Following are some steps to consider when mitigating a DoS attack, many of which are recommended on CERT's Denial-of-Service Attacks web page and the SANS Institute web page:

  • Implement router filters and install patches to guard against TCP SYN flooding. This will lessen your exposure to certain DoS attacks. It will also aid in preventing users on your network from effectively launching certain DoS attacks. This will substantially reduce your exposure to these attacks but may not eliminate the risk entirely.

    As CERT states, "Creating half-open connections is easily accomplished with IP spoofing. The attacking system sends SYN messages to the victim server system; these appear to be legitimate but in fact reference a client system that is unable to respond to the SYN-ACK messages. This means that the final ACK message will never be sent to the victim server system. The half-open connection's data structure on the victim server system will eventually fill; then the system will be unable to accept any new incoming connections until the table is emptied out. Normally there is a timeout associated with a pending connection, so the half-open connections will eventually expire and the victim server system will recover. However, the attacking system can simply continue sending IP-spoofed packets requesting new connections faster than the victim system can expire the pending connections. In most cases, the victim of such an attack will have difficulty in accepting any new incoming network connection. In these cases, the attack does not affect existing incoming connections nor the ability to originate outgoing network connections. However, in some cases, the system may exhaust memory, crash, or be rendered otherwise inoperative."

  • On Cisco routers, use the ip verify unicast reverse-path and no-ip-directed-broadcast interface commands or equivalent on the input interface on other routers at the upstream end of the connection. This prevents your network from being used as an amplifier for attacks like Smurf, PapaSmurf, and Fraggle that are classic examples of UDP/ICMP style DoS tools.

  • Filter all inbound/outbound RFC1918 address space using access control lists on your edge routers. These addresses ranges are 10.0.0.0/8, 192.168.0.0/16, and 172.16.0.0/12.

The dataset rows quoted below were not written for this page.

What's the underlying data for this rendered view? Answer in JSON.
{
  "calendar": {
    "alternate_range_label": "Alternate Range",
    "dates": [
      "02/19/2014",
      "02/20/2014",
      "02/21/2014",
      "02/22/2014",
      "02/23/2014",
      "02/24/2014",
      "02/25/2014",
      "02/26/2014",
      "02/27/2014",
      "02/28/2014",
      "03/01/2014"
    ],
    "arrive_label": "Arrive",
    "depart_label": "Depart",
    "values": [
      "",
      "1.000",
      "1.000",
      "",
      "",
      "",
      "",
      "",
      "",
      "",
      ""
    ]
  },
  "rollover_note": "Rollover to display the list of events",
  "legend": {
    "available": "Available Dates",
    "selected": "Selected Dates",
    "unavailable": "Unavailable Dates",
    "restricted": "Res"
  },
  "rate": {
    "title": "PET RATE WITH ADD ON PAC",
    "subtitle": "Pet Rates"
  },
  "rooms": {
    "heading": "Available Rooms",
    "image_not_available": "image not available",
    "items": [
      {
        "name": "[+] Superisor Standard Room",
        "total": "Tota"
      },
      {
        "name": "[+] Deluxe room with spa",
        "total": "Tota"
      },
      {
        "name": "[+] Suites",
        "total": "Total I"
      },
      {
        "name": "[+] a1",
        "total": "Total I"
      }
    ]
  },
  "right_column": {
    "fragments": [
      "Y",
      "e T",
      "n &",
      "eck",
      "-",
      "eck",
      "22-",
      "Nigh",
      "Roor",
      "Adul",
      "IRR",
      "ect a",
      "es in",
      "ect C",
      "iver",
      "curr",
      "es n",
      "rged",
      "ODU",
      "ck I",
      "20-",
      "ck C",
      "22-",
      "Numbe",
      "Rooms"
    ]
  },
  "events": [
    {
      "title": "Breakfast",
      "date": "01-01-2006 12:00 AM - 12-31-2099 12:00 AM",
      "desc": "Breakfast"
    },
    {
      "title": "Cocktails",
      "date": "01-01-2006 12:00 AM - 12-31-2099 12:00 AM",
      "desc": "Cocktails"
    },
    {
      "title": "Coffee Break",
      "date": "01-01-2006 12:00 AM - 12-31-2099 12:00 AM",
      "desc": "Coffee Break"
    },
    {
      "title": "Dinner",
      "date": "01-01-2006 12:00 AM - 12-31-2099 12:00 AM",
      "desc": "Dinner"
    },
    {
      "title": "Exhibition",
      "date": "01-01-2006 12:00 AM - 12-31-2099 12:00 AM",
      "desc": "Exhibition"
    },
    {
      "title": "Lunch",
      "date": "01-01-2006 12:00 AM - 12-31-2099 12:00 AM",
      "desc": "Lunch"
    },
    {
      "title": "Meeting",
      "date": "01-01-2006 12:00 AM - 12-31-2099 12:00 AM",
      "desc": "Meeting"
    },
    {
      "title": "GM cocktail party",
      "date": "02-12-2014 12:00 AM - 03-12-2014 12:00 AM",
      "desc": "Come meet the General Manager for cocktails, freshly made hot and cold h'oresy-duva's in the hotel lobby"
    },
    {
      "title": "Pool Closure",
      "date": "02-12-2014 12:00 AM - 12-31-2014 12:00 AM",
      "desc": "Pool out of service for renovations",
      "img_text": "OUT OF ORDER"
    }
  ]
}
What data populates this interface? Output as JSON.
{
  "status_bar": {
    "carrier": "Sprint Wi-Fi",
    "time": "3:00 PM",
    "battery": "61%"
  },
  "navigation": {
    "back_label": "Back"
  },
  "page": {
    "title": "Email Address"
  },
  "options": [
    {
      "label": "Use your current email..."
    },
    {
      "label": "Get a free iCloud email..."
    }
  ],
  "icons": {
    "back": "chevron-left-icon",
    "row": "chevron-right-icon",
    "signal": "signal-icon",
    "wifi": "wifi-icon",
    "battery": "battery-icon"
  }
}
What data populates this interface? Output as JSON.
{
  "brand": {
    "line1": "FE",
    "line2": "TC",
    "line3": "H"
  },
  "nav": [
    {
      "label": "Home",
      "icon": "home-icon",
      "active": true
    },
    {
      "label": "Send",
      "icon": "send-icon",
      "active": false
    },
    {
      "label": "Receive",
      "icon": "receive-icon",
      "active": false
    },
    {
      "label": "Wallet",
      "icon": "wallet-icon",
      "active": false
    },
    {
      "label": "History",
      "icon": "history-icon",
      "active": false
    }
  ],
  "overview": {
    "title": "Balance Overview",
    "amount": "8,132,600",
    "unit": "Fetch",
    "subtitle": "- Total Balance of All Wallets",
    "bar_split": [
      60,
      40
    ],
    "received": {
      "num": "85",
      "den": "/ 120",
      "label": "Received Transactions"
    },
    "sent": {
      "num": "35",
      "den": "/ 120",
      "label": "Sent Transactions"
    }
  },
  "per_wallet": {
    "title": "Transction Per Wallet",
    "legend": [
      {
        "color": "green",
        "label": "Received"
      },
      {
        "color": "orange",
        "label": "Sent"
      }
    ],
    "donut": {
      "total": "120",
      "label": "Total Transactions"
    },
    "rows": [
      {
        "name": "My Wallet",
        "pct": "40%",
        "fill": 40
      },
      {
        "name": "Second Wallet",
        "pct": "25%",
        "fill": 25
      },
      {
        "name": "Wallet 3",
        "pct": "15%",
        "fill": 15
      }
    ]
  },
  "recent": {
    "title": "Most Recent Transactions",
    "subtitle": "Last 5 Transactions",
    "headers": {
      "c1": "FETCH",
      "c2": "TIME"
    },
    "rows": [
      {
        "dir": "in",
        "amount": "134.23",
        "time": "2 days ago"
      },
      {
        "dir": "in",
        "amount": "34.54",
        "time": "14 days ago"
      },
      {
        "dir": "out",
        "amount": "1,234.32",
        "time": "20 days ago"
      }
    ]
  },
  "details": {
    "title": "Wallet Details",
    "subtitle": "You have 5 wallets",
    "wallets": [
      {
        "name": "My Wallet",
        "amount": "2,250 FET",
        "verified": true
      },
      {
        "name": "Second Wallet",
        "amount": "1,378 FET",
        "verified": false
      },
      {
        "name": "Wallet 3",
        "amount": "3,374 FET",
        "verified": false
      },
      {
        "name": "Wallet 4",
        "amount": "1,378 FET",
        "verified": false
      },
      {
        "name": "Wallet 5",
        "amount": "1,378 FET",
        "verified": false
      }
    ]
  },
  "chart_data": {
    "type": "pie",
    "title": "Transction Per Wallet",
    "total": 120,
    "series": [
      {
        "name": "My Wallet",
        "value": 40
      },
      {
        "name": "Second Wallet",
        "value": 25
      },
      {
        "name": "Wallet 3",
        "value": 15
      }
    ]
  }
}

  • Apply ingress and egress filtering using RFC2267–referenced ACLs. As stated in the RFC, "It is the responsibility of all network administrators to ensure [that] they do not become the unwitting source of an attack of this nature."

  • If possible, capture packet samples for analysis. We recommend the tcpdump program. Preserve these logs as evidence for law enforcement.

  • Disable any unused or unneeded network services to limit what an intruder can take advantage of to execute a denial-of-service attack.

  • Enable quota systems (if available ) on your operating system to prevent a disk space denial-of-service attack.

  • Observe your system performance and establish baselines for ordinary activity. Use the baseline to gauge unusual levels of disk activity, CPU usage, or network traffic. Unauthorized transfers usually show up as unexplained high bandwidth use during off-peak hours.

  • Use Tripwire or a similar tool to detect changes in configuration information or other files. Other tools at your disposal include the denial-of-service tools that you can use for testing your own machines. Use of these tools on a test network is the one way to build a stable network-enabled product that won't crash under the load of a distributed packet flood.

  • Invest in and maintain "hot spares"—machines that can be placed into service quickly in the event that a similar machine is disabled or to add to a cluster so load can be distributed during the attack.

  • Invest in redundant and fault-tolerant network configurations to make it harder for an attacker to saturate your bandwidth links.

  • Using available tools, make sure that systems on your LAN belong there and have not been compromised by known exploits.

  • Finally, if you're attacked and want to seek an investigation, contact your local FBI field office for guidance and information. For contact information see the FBI web page. Non–U.S. sites should discuss the attack with your local law enforcement agency.